Jurassic Park: Operation Genesis boasts a deceptively simple control scheme, based on a series of branching radial menus. With just a few button clicks and thumbstick flicks, you can zip back and forth between the control screens for research, building, visitor moods, dinosaur management, fossil hunts, objectives, reports on every aspect of your park, and more. Structures, dinosaurs, and visitors all have their own menus that will help you manipulate staff size, prices for every attraction, dinosaur care, and whether your guests as entertained and comfortable.
The I in Team Running a park full of extinct cloned reptiles (that might want to eat you) is no easy task. From time to time, the game puts the “action” in “3-D action sim” by letting you take a direct hand in emergencies. Fly the ranger helicopter to subdue a particularly dangerous predator, or rescue a group of tourists stranded in the Rex paddock. Drive the safari land cruiser out into a vast herbivore enclosure to pad your park budget with money-making photos (the ranger chopper and the safari ride also run automatically, if you’re busy).
The park staff sweats the details and will frequently contact you through the game’s e-mail message system. You can use the message screen to prioritize your tasks (urgent messages are tinted red). Dr. Alan Grant supervises your fossil dig teams, which provide raw materials that Dr. Wu’s genetics team can extract for cloning. Dr. Wu runs the Jurassic Park research facility—you’ll hear from him when his team finishes researching upgrades like High-Security Fences, Security Turrets, and Vaccines. Dr. Wu also tracks your genetic collections. (You need 50 percent of a dino’s DNA to create one in your hatchery.)

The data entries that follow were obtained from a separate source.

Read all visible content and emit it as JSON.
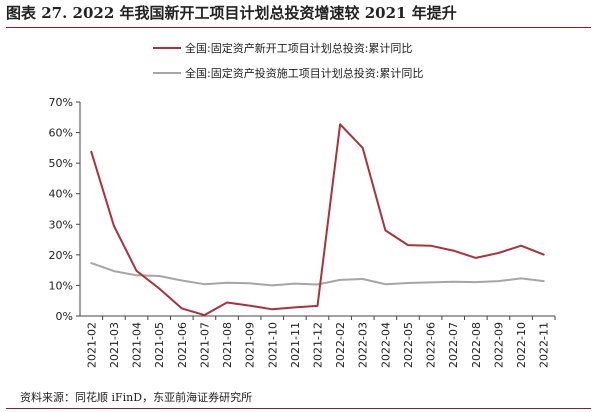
{
  "title": "图表 27. 2022 年我国新开工项目计划总投资增速较 2021 年提升",
  "source": "资料来源：同花顺 iFinD，东亚前海证券研究所",
  "chart_data": {
    "type": "line",
    "title": "图表 27. 2022 年我国新开工项目计划总投资增速较 2021 年提升",
    "xlabel": "",
    "ylabel": "",
    "categories": [
      "2021-02",
      "2021-03",
      "2021-04",
      "2021-05",
      "2021-06",
      "2021-07",
      "2021-08",
      "2021-09",
      "2021-10",
      "2021-11",
      "2021-12",
      "2022-02",
      "2022-03",
      "2022-04",
      "2022-05",
      "2022-06",
      "2022-07",
      "2022-08",
      "2022-09",
      "2022-10",
      "2022-11"
    ],
    "series": [
      {
        "name": "全国:固定资产新开工项目计划总投资:累计同比",
        "color": "#a8323e",
        "values": [
          53.7,
          29.5,
          14.8,
          9.0,
          2.5,
          0.3,
          4.4,
          3.4,
          2.2,
          2.8,
          3.3,
          62.7,
          55.0,
          28.0,
          23.2,
          23.0,
          21.4,
          19.0,
          20.6,
          23.0,
          20.1
        ]
      },
      {
        "name": "全国:固定资产投资施工项目计划总投资:累计同比",
        "color": "#a6a6a6",
        "values": [
          17.3,
          14.7,
          13.3,
          13.1,
          11.6,
          10.4,
          10.9,
          10.7,
          10.0,
          10.6,
          10.3,
          11.8,
          12.1,
          10.4,
          10.8,
          11.0,
          11.2,
          11.1,
          11.4,
          12.3,
          11.4
        ]
      }
    ],
    "ylim": [
      0,
      70
    ],
    "yticks": [
      "0%",
      "10%",
      "20%",
      "30%",
      "40%",
      "50%",
      "60%",
      "70%"
    ],
    "grid": false,
    "legend_position": "top"
  }
}
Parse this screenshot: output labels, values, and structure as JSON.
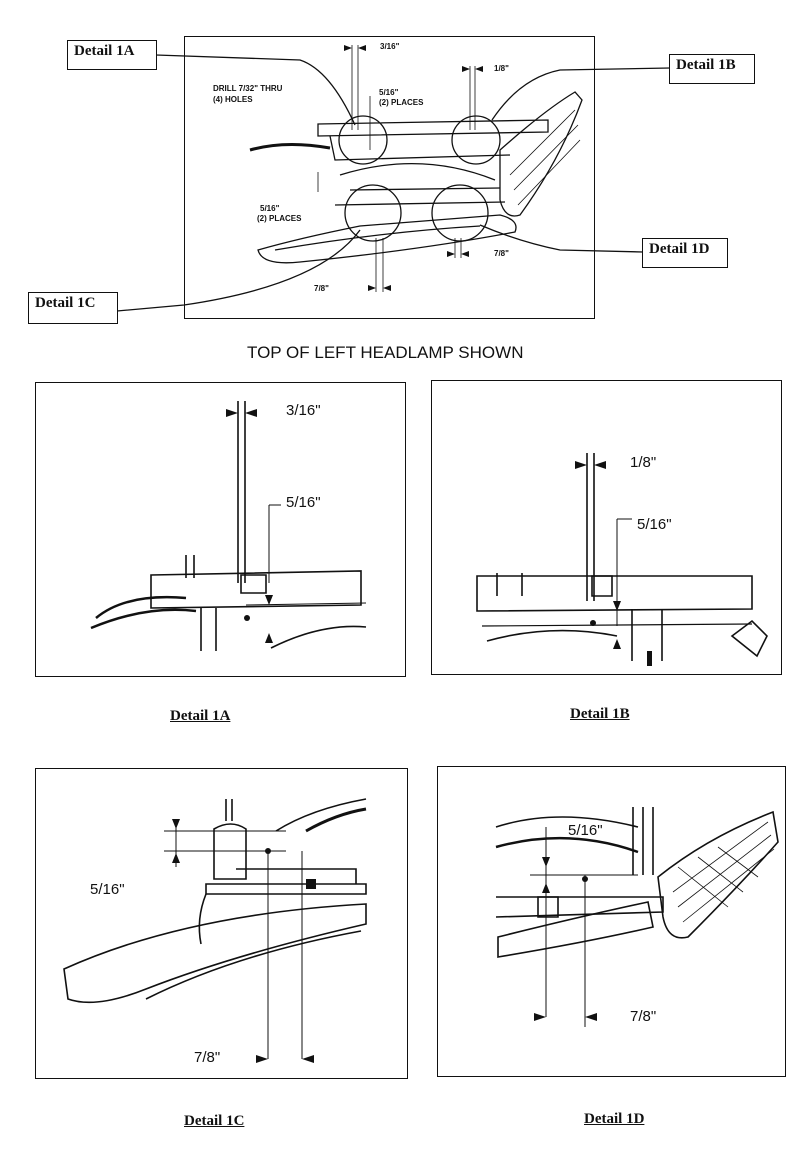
{
  "overview": {
    "callouts": {
      "d1a": "Detail 1A",
      "d1b": "Detail 1B",
      "d1c": "Detail 1C",
      "d1d": "Detail 1D"
    },
    "dims": {
      "top_a": "3/16\"",
      "top_b": "1/8\"",
      "drill_line1": "DRILL 7/32\"   THRU",
      "drill_line2": "(4) HOLES",
      "places_top_line1": "5/16\"",
      "places_top_line2": "(2) PLACES",
      "places_low_line1": "5/16\"",
      "places_low_line2": "(2) PLACES",
      "bottom_c": "7/8\"",
      "bottom_d": "7/8\""
    }
  },
  "title": "TOP OF LEFT HEADLAMP SHOWN",
  "details": {
    "d1a": {
      "dim1": "3/16\"",
      "dim2": "5/16\"",
      "caption": "Detail 1A"
    },
    "d1b": {
      "dim1": "1/8\"",
      "dim2": "5/16\"",
      "caption": "Detail 1B"
    },
    "d1c": {
      "dim1": "5/16\"",
      "dim2": "7/8\"",
      "caption": "Detail 1C"
    },
    "d1d": {
      "dim1": "5/16\"",
      "dim2": "7/8\"",
      "caption": "Detail 1D"
    }
  }
}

New arrivals fly over a busy park.
Tooth and Claw All message alerts are important, but no message (other than a termination letter) is more urgent than a message from Dr. Sattler. She oversees the health of the park’s dinosaurs and the safety of the plant life. When a dinosaur is sick, stressed, comatose, or dead, Ellie will call you to action. Jurassic Park: Operation Genesis includes all your favorite dinosaurs from the movies—diminutive and poisonous dilophosaurus, the armored stegosaurus, and the fierce spinosaur, to name a few—which you must keep in good health with proper feeding, watering, and vaccination.
A successful park requires steady income, beyond what you can make from photos and fossil sales—you need a healthy mix of happy patrons. Track which creatures appeal to different visitor types using the Entertainment menu. Giant meat-eaters like T. Rex or the shocking antics of a velociraptor pack bring joy to the Thrill Seekers. Dino Nerds want to see authenticity and will be miffed if you put a Cretaceous triceratops in the same enclosure as a Jurassic brachiosaur or if you put too many cheap, modern trees in the park. Certain dinosaurs have “friend” species that will cavort and play. These reptiles appeal to the Fun Lovers. Mainstream visitors affect the overall rating of your park and simply want to see a healthy mix of all of the above.
Jurassic Park seeks a creator with a steady hand and an active imagination for an endlessly fascinating and addictive experience, unlike anything else currently on the Xbox. Are you up to the challenge?